Dominion Energy announced it will start a pilot program putting two wind turbines off the coast of Virginia Beach, near Camp Pendleton.
NORFOLK, VA. – Officials are moving forward with plans to bring offshore wind energy to Virginia.
"These will be the only offshore wind turbines owned and operated by a utility company in the country," explained Dominion Energy CEO Thomas Farrell.
On Friday, Dominion Energy announced it will start a pilot program putting two turbines off the coast of Virginia Beach, near Camp Pendleton.
Farrell said, "It will be 27 miles offshore, and it won't be visible at all from the beach."
The project would be the second offshore wind development in the United States. Dominion Energy believes the area off Virginia’s coast is able to support about 300 wind turbines, which is enough to power 500,000 homes.
The company developing the turbines is Ørsted. Ørsted is a premier offshore wind power developer with over 1,000 offshore wind turbines installed and operating around the world.
"Ørsted is the energy supplier in Europe that has come the farthest in the transition to renewable energy, and we are excited to bring our expertise to Virginia," said Thomas Brostrøm, Ørsted's North American President.
"This project will provide us vital experience in constructing an offshore wind project in the United States and serve as a stepping stone to a larger commercial-scale partnership between our companies in the future. We see the tremendous potential in the Mid-Atlantic for emission-free, renewable wind generation and we are excited to help the Commonwealth in reaping the benefits of wind power."
Before crews start construction, a ship needs to look at what's underneath the waves. It will head out to the site on August 6th and the survey will take about 4-6 weeks.
Gov. Ralph Northam said, "There's an amazing amount of technology on there. Sonar devices so they can map the bottom, look for marine life. They pretty much have it all."
Governor Northam said he was impressed with the ship's abilities. He said this project is huge for Virginia.
Northam said, "It provides jobs. We are 4th in the country in which to do business so everything we do is centered about the economy and promotion of jobs, so this is a good step."
While officially a demonstration project, it would be the first constructed in federal waters through the Bureau of Ocean Energy Management's approval process. It will be the nation's second commercial-scale offshore installation, following one off the coast of Block Island, RI, operational since 2015.
The $300 million project will be funded through existing base rates, enabled by the Grid Transformation & Security Act. Contingent on various regulatory approvals, onshore construction would start in 2019, followed by turbine installation and operation in 2020.

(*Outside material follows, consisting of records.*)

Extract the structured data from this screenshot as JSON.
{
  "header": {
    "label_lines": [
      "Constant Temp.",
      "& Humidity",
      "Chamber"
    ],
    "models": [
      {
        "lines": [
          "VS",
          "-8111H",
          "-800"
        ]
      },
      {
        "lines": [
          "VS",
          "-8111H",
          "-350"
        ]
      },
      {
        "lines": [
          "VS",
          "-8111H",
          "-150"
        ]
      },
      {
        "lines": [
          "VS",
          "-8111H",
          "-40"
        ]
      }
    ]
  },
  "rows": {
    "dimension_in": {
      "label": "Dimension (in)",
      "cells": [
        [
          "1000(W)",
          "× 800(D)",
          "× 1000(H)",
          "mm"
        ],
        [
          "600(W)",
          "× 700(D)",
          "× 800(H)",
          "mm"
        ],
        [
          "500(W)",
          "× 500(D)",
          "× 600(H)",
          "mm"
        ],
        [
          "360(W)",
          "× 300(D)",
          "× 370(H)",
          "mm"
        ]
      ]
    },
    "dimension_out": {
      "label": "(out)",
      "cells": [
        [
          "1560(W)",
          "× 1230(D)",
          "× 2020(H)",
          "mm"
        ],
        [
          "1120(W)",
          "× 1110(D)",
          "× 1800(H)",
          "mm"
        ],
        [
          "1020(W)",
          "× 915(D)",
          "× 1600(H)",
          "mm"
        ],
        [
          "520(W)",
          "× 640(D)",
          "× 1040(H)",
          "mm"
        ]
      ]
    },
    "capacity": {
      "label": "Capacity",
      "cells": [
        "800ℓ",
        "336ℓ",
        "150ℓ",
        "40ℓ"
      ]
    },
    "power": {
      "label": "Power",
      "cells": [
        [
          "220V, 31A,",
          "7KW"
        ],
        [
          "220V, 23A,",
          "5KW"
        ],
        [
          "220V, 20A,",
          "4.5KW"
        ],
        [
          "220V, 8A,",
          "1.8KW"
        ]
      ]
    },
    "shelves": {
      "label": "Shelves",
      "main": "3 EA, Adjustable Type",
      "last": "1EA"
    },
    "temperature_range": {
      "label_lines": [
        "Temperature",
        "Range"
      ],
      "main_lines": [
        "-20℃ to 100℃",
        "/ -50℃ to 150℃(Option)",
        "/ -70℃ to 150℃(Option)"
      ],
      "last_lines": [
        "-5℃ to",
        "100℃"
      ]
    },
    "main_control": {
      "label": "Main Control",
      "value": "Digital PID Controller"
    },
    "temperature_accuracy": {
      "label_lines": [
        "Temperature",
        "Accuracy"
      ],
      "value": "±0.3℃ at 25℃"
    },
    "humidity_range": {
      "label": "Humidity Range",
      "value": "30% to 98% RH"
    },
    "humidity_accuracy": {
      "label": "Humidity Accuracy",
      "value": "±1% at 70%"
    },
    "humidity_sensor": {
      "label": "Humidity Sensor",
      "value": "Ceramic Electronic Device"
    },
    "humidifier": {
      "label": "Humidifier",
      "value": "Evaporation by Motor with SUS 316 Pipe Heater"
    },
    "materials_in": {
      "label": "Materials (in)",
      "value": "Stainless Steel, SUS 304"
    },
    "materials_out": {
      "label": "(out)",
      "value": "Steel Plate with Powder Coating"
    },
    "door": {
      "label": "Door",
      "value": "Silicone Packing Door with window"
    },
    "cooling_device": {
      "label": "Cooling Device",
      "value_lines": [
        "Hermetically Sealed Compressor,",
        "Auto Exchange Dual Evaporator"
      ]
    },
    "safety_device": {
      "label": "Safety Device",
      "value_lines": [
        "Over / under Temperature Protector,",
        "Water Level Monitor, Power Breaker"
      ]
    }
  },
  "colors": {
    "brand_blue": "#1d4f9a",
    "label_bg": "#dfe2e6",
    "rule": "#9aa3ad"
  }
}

In July 2018, the Grid Transformation & Security Act became law, declaring offshore wind to be in the public interest. Passed overwhelmingly by the Virginia General Assembly, the comprehensive energy reform legislation paves the way for a smarter, stronger and greener energy grid.
The two turbines will be installed by December 2020. If all goes according to plan, Dominion will build about 200 turbines in the next ten years.